All we have to fear. Psychiatry’s transformation of natural anxieties into mental disorders
Lijdt meer dan 20% van de westerse bevolking aan een angststoornis? De 50-plussers onder ons hebben in hun opleidingstijd nog geleerd dat dit maar 5% betrof. Is er dan sprake van een psychiatrische epidemie? Zijn mensen daadwerkelijk zieker geworden of is er een mismatch wat betreft veranderende sociale vragen naar meer efficiency, meer productiviteit en meer conformeren aan sociale omstandigheden die deze toename verklaart?
In dit boek bepleiten de auteurs, beiden afkomstig uit de VS, dat deze epidemie veroorzaakt wordt door de psychiatrie zelf. Het benoemen van vele natuurlijke angsten tot psychiatrische stoornissen leidt tot overdiagnostiek van angststoornissen en te veel voorschrijven van angstreducerende medicatie.
Angst en vrees zijn uiterst functionele emoties. Ze beschermen ons tegen reëel gevaar en in die zin is het eerder opmerkelijk dat er in de dsm geen angststoornis opgenomen is die gekarakteriseerd wordt door een gebrek aan angst. Mensen zijn ‘van nature’ angstig voor een aantal situaties, zoals grote hoogte, slangen en diep water. Daarnaast is er ook een aantal angsten die vroeger wel nuttig waren, maar nu niet meer, bijvoorbeeld voor niet-familieleden of onweer.
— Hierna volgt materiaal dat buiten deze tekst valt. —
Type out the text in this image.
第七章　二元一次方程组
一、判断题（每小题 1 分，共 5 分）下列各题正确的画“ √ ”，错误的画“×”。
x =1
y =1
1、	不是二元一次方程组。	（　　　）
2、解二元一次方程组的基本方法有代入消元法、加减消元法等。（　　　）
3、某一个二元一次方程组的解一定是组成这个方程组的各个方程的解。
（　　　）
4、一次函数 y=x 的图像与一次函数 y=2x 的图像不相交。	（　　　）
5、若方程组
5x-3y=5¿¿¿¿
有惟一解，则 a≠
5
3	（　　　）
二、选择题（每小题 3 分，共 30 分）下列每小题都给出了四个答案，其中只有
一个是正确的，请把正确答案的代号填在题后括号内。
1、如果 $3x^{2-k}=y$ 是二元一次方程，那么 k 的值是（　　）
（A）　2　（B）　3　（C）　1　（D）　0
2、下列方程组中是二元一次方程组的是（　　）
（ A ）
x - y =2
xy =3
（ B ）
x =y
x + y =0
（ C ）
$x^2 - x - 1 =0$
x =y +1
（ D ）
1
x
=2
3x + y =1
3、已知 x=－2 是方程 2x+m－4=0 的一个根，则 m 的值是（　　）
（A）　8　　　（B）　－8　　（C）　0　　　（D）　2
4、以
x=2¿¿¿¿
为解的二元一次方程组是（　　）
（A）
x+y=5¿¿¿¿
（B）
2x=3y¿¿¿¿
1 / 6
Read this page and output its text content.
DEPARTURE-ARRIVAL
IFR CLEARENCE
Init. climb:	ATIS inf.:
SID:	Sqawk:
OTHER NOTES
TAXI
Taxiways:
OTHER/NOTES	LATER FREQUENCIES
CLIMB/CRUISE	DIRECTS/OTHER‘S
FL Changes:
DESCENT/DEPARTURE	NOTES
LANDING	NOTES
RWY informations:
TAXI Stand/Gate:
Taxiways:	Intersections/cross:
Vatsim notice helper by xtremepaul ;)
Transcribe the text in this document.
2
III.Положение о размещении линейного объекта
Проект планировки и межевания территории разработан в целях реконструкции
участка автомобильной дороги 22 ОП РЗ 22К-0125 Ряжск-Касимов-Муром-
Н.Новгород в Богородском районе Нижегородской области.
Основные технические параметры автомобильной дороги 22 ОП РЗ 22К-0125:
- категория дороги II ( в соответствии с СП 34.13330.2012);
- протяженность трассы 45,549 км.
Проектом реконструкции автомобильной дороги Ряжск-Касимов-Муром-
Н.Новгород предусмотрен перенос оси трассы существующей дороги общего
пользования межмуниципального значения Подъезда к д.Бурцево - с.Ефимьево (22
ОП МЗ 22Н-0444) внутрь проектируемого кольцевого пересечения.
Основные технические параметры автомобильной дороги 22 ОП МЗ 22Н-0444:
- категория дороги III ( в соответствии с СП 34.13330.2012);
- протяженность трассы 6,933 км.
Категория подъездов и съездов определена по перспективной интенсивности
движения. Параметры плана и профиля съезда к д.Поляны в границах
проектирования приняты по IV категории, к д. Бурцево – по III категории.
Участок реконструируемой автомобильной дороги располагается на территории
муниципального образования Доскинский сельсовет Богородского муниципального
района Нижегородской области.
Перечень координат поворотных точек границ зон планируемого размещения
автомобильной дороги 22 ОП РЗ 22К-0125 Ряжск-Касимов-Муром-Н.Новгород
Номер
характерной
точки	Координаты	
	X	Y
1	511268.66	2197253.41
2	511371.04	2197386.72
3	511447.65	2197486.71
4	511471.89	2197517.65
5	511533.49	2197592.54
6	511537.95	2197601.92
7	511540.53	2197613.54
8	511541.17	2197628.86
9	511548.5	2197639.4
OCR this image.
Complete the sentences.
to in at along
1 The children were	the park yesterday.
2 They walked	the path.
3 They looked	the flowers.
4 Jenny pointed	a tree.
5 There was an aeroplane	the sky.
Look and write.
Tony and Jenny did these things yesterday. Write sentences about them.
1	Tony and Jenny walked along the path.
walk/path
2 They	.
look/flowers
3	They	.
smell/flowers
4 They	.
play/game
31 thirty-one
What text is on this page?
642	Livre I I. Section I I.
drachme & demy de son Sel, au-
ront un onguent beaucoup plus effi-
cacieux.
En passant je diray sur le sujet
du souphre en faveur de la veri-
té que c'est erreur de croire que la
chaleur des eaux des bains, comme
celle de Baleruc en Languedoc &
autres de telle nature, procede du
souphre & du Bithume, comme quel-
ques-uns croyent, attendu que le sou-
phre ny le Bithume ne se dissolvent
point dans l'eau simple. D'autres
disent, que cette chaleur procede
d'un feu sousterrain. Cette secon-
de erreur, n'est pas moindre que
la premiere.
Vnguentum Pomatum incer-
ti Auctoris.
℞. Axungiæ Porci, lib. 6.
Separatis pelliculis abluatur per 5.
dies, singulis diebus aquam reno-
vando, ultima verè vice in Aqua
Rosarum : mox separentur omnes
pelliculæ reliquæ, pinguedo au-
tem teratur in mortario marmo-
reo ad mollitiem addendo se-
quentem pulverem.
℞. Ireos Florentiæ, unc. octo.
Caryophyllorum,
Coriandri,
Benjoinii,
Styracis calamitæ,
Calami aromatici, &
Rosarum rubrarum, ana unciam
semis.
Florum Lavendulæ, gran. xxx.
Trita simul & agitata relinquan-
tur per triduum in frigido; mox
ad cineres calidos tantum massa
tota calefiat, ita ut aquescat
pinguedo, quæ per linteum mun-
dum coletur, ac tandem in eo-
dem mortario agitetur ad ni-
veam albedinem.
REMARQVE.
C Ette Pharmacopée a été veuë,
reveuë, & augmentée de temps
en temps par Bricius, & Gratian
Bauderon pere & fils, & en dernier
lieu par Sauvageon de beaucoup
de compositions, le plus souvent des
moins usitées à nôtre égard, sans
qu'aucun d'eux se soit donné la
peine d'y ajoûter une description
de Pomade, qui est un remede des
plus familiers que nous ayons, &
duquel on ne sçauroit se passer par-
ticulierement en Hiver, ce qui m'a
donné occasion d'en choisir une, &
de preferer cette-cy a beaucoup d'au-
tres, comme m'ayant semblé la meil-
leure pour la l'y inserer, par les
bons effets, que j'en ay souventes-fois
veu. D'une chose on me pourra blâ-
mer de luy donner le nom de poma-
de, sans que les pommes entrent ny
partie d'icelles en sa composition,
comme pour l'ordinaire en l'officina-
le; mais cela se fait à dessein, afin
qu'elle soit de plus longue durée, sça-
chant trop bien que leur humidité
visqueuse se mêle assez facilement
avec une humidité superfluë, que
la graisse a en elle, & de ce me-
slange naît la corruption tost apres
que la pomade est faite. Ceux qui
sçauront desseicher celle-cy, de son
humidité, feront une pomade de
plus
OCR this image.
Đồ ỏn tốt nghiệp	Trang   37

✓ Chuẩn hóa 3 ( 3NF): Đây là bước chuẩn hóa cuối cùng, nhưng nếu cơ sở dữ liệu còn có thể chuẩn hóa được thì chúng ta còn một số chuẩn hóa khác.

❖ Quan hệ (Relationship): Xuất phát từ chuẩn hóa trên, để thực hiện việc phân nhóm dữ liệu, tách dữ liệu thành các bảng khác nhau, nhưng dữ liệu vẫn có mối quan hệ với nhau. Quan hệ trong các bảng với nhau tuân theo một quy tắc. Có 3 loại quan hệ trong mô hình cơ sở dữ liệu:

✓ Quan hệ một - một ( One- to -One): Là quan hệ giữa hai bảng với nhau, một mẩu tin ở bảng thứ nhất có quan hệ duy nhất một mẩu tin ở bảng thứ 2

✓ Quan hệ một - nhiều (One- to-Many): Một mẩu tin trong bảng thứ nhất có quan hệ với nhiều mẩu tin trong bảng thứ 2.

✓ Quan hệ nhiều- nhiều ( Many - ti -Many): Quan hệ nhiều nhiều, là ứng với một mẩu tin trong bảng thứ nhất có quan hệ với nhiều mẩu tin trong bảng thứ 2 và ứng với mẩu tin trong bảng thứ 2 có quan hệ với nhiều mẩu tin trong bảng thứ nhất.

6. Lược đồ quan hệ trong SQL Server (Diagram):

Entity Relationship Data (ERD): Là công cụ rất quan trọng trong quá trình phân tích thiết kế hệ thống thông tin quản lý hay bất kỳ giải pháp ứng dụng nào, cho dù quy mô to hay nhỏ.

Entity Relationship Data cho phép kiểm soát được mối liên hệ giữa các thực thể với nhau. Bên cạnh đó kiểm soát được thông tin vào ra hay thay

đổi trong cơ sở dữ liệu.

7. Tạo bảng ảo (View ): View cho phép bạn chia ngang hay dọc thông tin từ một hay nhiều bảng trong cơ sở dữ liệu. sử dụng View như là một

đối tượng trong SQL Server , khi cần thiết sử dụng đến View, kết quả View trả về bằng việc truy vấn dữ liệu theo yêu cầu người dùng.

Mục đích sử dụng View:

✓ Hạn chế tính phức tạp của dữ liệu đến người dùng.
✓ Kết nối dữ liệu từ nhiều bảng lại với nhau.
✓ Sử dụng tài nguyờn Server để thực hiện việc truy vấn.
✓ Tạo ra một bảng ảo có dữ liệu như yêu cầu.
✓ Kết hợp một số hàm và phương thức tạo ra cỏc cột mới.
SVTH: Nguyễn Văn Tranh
Het concept angst en vrees heeft zich in de loop van de geschiedenis geleidelijk geëvolueerd. Pas vanaf Freud worden angststoornissen als aparte entiteit omschreven, waarbij de oorzaak zou liggen in ‘onderdrukte seksuele energie’. Vanaf 1980 in de dsm - iii en - iii-r worden angststoornissen preciezer en meer geconceptualiseerd beschreven: de symptomen, duur, intensiteit en klinische betekenis. De angstklachten moeten disstress en rolverstoring geven, niet reëel en excessief zijn.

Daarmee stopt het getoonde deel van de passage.